Harb criticizes the Lebanese government's narrow framing of Hezbollah’s weapons as a purely security issue. He argues that disarmament must be part of a broader political project rooted in national unity, equality, and the rejection of any group’s claim to superiority. Hezbollah’s continued assertion of exceptionalism fosters division, frustration, and disillusionment.
He also explores the group’s refusal to acknowledge defeat in the recent war and its resistance to integration into the Lebanese state. This was made starkly clear on August 5, when Hezbollah dismissed the government’s disarmament decision as “non-existent.” Harb believes the moment has come for Hezbollah to move from militancy to politics. The logic of “I exist because I am armed” no longer holds. It only deepens Hezbollah’s detachment from Lebanon’s political community, marking it as a force within Lebanon but not of it. History shows that success in state-building depends on whether liberation movements, such as Hezbollah, demobilize and integrate their fighters into a national army and whether it reframes its identity from resistance to governance. Hezbollah’s legitimacy has been eroding as resistance rhetoric no longer aligns with national aspirations.
According to Harb, Hezbollah’s posture reflects “a dangerous victimhood — unwilling to bury its dead or admit its era has ended.” He vividly describes the group as “a sinking ship, drifting in the storm with tattered sails and a broken rudder, driven by stubbornness that smacks more of arrogance than salvation.”
Fundamentally, Harb argues, Hezbollah rejects Lebanon’s national story. The party treats the country’s past as betrayal, refusing to acknowledge shared heroes or collective memory. Instead, it crafts an exclusive narrative filled with bloodshed and exclusion. It seeks to control the national anthem rather than harmonize with it.
Hezbollah’s current stance reflects an inability — or refusal — to adapt to changing realities. Harb draws again on Nietzsche, who saw in resentment not mere revenge but a philosophy that clings to injury and converts weakness into tyranny. Hezbollah’s refusal to relinquish symbolic victories of the past suggests an unwillingness to acknowledge that weapons, once disconnected from collective purpose, cease to be shields and become shackles, no longer symbols of hope but sources of renewed conflict.
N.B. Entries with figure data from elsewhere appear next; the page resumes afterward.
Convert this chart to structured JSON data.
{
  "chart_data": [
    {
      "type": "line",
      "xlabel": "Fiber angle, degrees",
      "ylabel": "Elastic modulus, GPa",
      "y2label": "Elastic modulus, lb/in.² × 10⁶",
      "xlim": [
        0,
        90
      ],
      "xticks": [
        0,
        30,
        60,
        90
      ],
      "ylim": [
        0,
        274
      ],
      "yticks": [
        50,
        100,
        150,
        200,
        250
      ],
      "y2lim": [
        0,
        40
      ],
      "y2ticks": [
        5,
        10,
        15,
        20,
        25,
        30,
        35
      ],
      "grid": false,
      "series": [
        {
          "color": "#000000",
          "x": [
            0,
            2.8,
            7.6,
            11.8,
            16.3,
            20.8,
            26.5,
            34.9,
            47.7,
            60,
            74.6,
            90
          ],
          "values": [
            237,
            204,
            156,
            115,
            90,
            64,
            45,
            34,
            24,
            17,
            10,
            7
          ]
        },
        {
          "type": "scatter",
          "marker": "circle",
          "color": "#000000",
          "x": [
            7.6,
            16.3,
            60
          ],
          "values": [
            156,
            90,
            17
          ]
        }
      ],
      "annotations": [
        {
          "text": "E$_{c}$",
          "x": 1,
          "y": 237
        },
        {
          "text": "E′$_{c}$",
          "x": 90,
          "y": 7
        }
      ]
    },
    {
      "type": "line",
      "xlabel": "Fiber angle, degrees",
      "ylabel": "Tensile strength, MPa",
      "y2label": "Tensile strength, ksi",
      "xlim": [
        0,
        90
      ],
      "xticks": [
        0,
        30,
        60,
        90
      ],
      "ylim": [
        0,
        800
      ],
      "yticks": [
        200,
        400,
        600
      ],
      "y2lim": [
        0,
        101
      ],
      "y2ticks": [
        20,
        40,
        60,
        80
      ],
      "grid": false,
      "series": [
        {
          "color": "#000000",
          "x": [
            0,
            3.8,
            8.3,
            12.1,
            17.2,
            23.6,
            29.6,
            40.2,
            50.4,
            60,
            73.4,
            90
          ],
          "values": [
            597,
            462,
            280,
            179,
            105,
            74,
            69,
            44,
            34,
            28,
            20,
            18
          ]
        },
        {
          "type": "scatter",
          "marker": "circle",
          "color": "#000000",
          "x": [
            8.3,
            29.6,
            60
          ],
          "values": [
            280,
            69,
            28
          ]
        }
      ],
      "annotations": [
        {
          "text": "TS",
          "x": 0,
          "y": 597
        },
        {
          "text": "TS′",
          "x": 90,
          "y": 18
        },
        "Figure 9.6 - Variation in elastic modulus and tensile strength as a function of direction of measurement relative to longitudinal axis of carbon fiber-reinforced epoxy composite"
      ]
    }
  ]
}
For Lebanon’s Shiite community, this marks a profound transformation. The pride of armed struggle — manifested in the wars of 1978, 2000, and 2006 — has given way to isolation and siege. The community is now trapped in a narrative that no longer represents its aspirations, but instead deepens its sense of loneliness and contradiction. As they grow increasingly alienated from other groups, Shiites find themselves not met with solidarity but with resentment from the broader Lebanese population.
Hezbollah’s claim to being “the noblest” or “exceptional” presents a significant obstacle to national cohesion. Such a claim is inherently exclusionary and incompatible with a vision of equality. It fosters frustration, breeds anger, and pushes fellow Lebanese away from their rightful place in the shared national story.
*Marwan Harb’s essay, “Undermining the Most Honorable People,” was published in Arabic in Al Modon.
This article appeared in Inside Al Jadid Reports, No. 137, 2025.